Levé de rideau sur la communauté queer
Dans la pénombre d’un bar transformé en sauna en ce soir de canicule, on s’attend à voir défiler tout un cortège de paillettes aux couleurs de l’arc-en-ciel. Mais cette nuit queer sera bien plus surprenante. Pour l’instant, elle commence avec beaucoup de légèreté. La première performance d’Arielle est suivie par celle d’une dénommée Mindy Supergreen. Sous les applaudissements, elle fait claquer ses talons hauts sur le plancher de la scène. Place au spectacle.
Qui se cache derrière Mindy Supergreen ? Top chrono. Vous avez le temps d’une chanson, pour le deviner. La présence d’une perruque ne fait aucun doute. Le maquillage, surchargé, transforme peut-être les traits d’un visage plutôt masculin. En revanche, ses mains, sa poitrine… Ce personnage est-il vraiment une drag-queen ?
Si le principe d’une soirée queer et de questionner le genre, l’effet est réussi. Son jet de confettis termine d’éblouir le public. Les sifflements et les cris ne se font pas attendre. La surprise se de découvrir, le lendemain, sur son profil Instagram que Mindy Supergreen est une femme. Une femme, qui joue avec les codes des drag-queens.

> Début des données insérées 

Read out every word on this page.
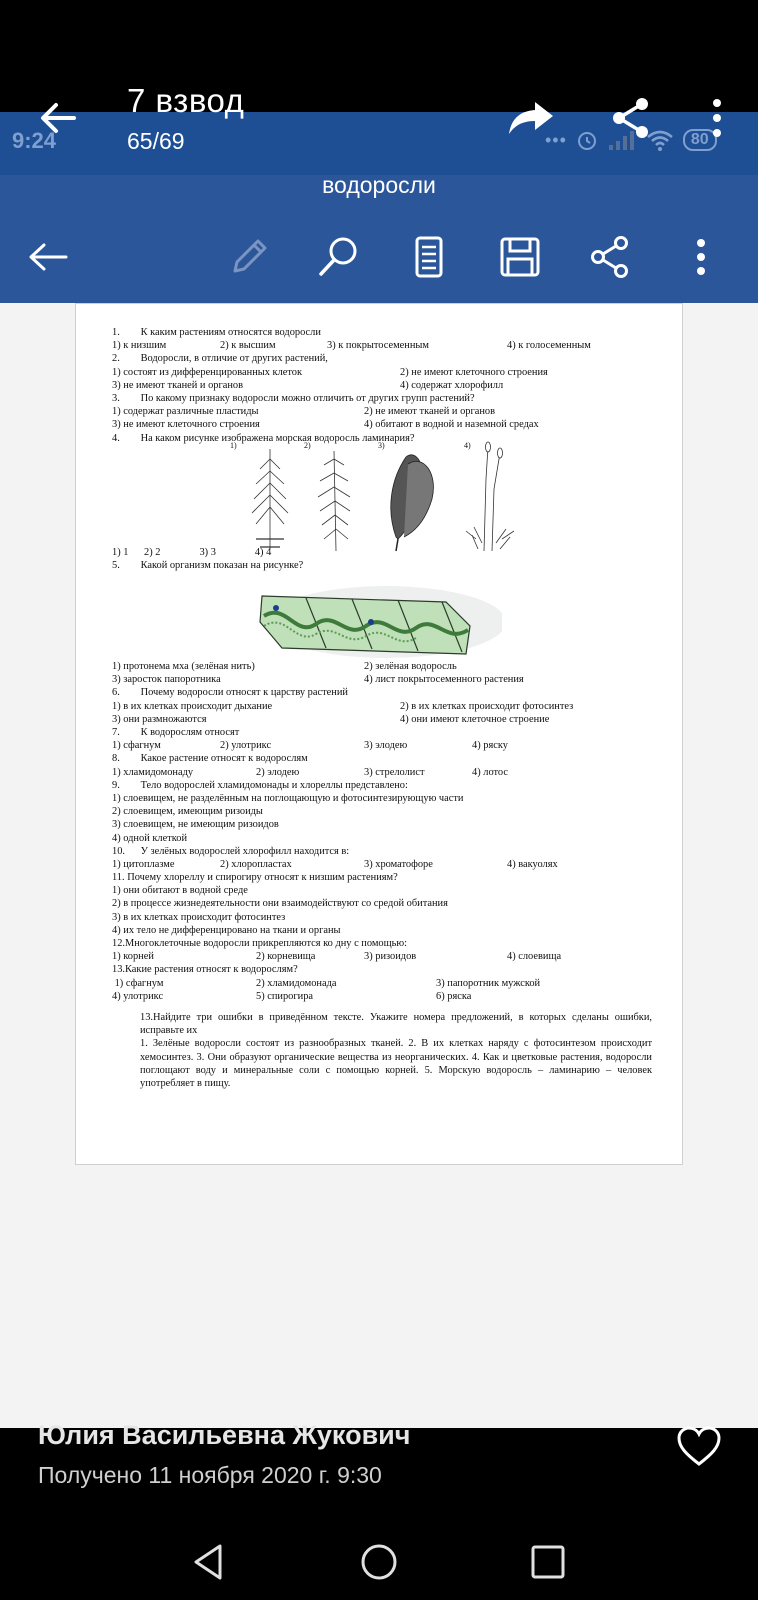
9:24	•••	80
7 взвод
65/69
водоросли
1.        К каким растениям относятся водоросли
1) к низшим	2) к высшим	3) к покрытосеменным	4) к голосеменным
2.        Водоросли, в отличие от других растений,
1) состоят из дифференцированных клеток	2) не имеют клеточного строения
3) не имеют тканей и органов	4) содержат хлорофилл
3.        По какому признаку водоросли можно отличить от других групп растений?
1) содержат различные пластиды	2) не имеют тканей и органов
3) не имеют клеточного строения	4) обитают в водной и наземной средах
4.        На каком рисунке изображена морская водоросль ламинария?
1) 1      2) 2               3) 3               4) 4
5.        Какой организм показан на рисунке?
1) протонема мха (зелёная нить)	2) зелёная водоросль
3) заросток папоротника	4) лист покрытосеменного растения
6.        Почему водоросли относят к царству растений
1) в их клетках происходит дыхание	2) в их клетках происходит фотосинтез
3) они размножаются	4) они имеют клеточное строение
7.        К водорослям относят
1) сфагнум	2) улотрикс	3) элодею	4) ряску
8.        Какое растение относят к водорослям
1) хламидомонаду	2) элодею	3) стрелолист	4) лотос
9.        Тело водорослей хламидомонады и хлореллы представлено:
1) слоевищем, не разделённым на поглощающую и фотосинтезирующую части
2) слоевищем, имеющим ризоиды
3) слоевищем, не имеющим ризоидов
4) одной клеткой
10.      У зелёных водорослей хлорофилл находится в:
1) цитоплазме	2) хлоропластах	3) хроматофоре	4) вакуолях
11. Почему хлореллу и спирогиру относят к низшим растениям?
1) они обитают в водной среде
2) в процессе жизнедеятельности они взаимодействуют со средой обитания
3) в их клетках происходит фотосинтез
4) их тело не дифференцировано на ткани и органы
12.Многоклеточные водоросли прикрепляются ко дну с помощью:
1) корней	2) корневища	3) ризоидов	4) слоевища
13.Какие растения относят к водорослям?
1) сфагнум	2) хламидомонада	3) папоротник мужской
4) улотрикс	5) спирогира	6) ряска
13.Найдите три ошибки в приведённом тексте. Укажите номера предложений, в которых сделаны ошибки, исправьте их
1. Зелёные водоросли состоят из разнообразных тканей. 2. В их клетках наряду с фотосинтезом происходит хемосинтез. 3. Они образуют органические вещества из неорганических. 4. Как и цветковые растения, водоросли поглощают воду и минеральные соли с помощью корней. 5. Морскую водоросль – ламинарию – человек употребляет в пищу.
1)	2)	3)	4)
Юлия Васильевна Жукович
Получено 11 ноября 2020 г. 9:30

La folie retombe lorsque Medusa Dickinson (lire son portrait) s’empare du micro. La fantaisie laisse place au drame, raconté par une drag-queen qui semble être en deuil. Passer du rire aux larmes, c’est donc ça, le principe d’une soirée queer ?

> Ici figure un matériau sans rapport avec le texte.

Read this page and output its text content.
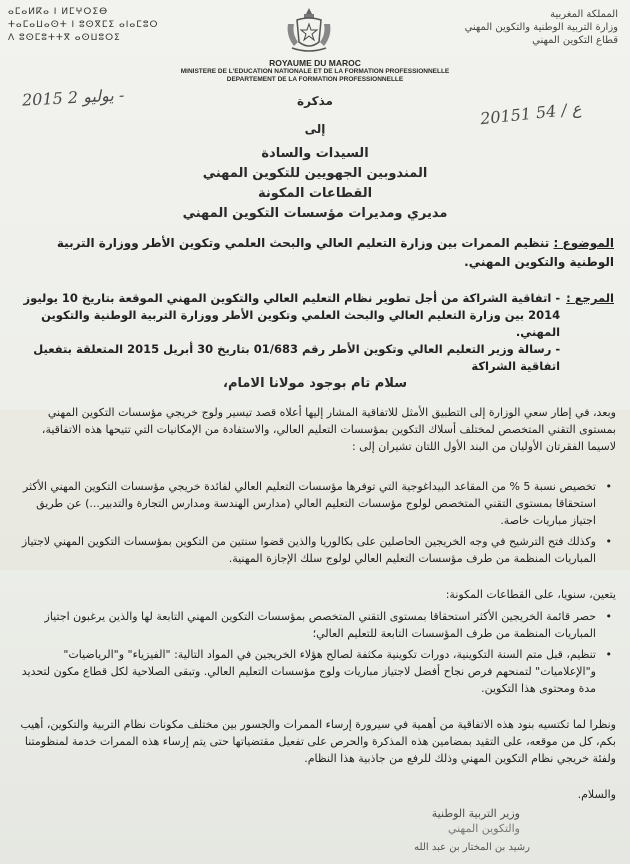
ⴰⵎⴰⵍⴽⴰ ⵏ ⵍⵎⵖⵔⵉⴱ
ⵜⴰⵎⴰⵡⴰⵙⵜ ⵏ ⵓⵙⴳⵎⵉ ⴰⵏⴰⵎⵓⵔ
ⴷ ⵓⵙⵎⵓⵜⵜⴳ ⴰⵙⵡⵓⵔⵉ
المملكة المغربية
وزارة التربية الوطنية والتكوين المهني
قطاع التكوين المهني
ROYAUME DU MAROC
MINISTERE DE L'EDUCATION NATIONALE ET DE LA FORMATION PROFESSIONNELLE
DEPARTEMENT DE LA FORMATION PROFESSIONNELLE
2015 يوليو 2 -
20151 ع / 54
مذكرة
إلى
السيدات والسادة
المندوبين الجهويين للتكوين المهني
القطاعات المكونة
مديري ومديرات مؤسسات التكوين المهني
الموضوع : تنظيم الممرات بين وزارة التعليم العالي والبحث العلمي وتكوين الأطر ووزارة التربية الوطنية والتكوين المهني.
المرجع :
- اتفاقية الشراكة من أجل تطوير نظام التعليم العالي والتكوين المهني الموقعة بتاريخ 10 يوليوز 2014 بين وزارة التعليم العالي والبحث العلمي وتكوين الأطر ووزارة التربية الوطنية والتكوين المهني.
- رسالة وزير التعليم العالي وتكوين الأطر رقم 01/683 بتاريخ 30 أبريل 2015 المتعلقة بتفعيل اتفاقية الشراكة
سلام تام بوجود مولانا الامام،
وبعد، في إطار سعي الوزارة إلى التطبيق الأمثل للاتفاقية المشار إليها أعلاه قصد تيسير ولوج خريجي مؤسسات التكوين المهني بمستوى التقني المتخصص لمختلف أسلاك التكوين بمؤسسات التعليم العالي، والاستفادة من الإمكانيات التي تتيحها هذه الاتفاقية، لاسيما الفقرتان الأوليان من البند الأول اللتان تشيران إلى :
•
تخصيص نسبة 5 % من المقاعد البيداغوجية التي توفرها مؤسسات التعليم العالي لفائدة خريجي مؤسسات التكوين المهني الأكثر استحقاقا بمستوى التقني المتخصص لولوج مؤسسات التعليم العالي (مدارس الهندسة ومدارس التجارة والتدبير...) عن طريق اجتياز مباريات خاصة.
•
وكذلك فتح الترشيح في وجه الخريجين الحاصلين على بكالوريا والذين قضوا سنتين من التكوين بمؤسسات التكوين المهني لاجتياز المباريات المنظمة من طرف مؤسسات التعليم العالي لولوج سلك الإجازة المهنية.
يتعين، سنويا، على القطاعات المكونة:
•
حصر قائمة الخريجين الأكثر استحقاقا بمستوى التقني المتخصص بمؤسسات التكوين المهني التابعة لها والذين يرغبون اجتياز المباريات المنظمة من طرف المؤسسات التابعة للتعليم العالي؛
•
تنظيم، قبل متم السنة التكوينية، دورات تكوينية مكثفة لصالح هؤلاء الخريجين في المواد التالية: "الفيزياء" و"الرياضيات" و"الإعلاميات" لتمنحهم فرص نجاح أفضل لاجتياز مباريات ولوج مؤسسات التعليم العالي. وتبقى الصلاحية لكل قطاع مكون لتحديد مدة ومحتوى هذا التكوين.
ونظرا لما تكتسيه بنود هذه الاتفاقية من أهمية في سيرورة إرساء الممرات والجسور بين مختلف مكونات نظام التربية والتكوين، أهيب بكم، كل من موقعه، على التقيد بمضامين هذه المذكرة والحرص على تفعيل مقتضياتها حتى يتم إرساء هذه الممرات خدمة لمنظومتنا ولفئة خريجي نظام التكوين المهني وذلك للرفع من جاذبية هذا النظام.
والسلام.
وزير التربية الوطنية
والتكوين المهني
رشيد بن المختار بن عبد الله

Des cicatrices révèlées sur scène
C’est bien là que se trouve toute la complexité de cette soirée Montpelliéraine. Pour être honnête, on pensait voir des performances drag-queens en entrant dans ce bar. De la danse, du lip-sync (play-back)… Sur la dizaine d’artistes qui sont montés sur scène, seuls trois l’ont fait. Les autres ont profité de cette tribune pour faire élever leur voix et parler des difficultés rencontrées par les LGBT+. Une étudiante en théâtre a même proposé un extrait d’une pièce de théâtre qu’elle a écrite. Sur scène, elle racontait le suicide d’une jeune fille homosexuelle. Une autre femme, déguisée en pirate, a clamé des chansons féministes.
Une troisième avait écrit le récit de son coming-out : “Ok, j’avais prévu de parler cinq petites minutes et en écrivant mon texte, je me suis retrouvée avec cinq pages.” Cinq pages qui détaillent la vie d’une enfant qui se découvre lesbienne dans une famille catholique. D’une tentative de suicide qu’elle a caché pour ne pas faire mauvaise impression à l’église. Pourtant, ces cicatrices sont là, toujours. Sur cette scène, devant une cinquantaine d’inconnus, elles hurlent leur douleur. Et le public applaudit la jeune femme d’avoir jeté ce fardeau, façon thérapie de groupe. Ce soir-là, la scène queer n’a plus rien du divertissement. Elle est devenue en quelques heures la voix du militantisme LGBT+.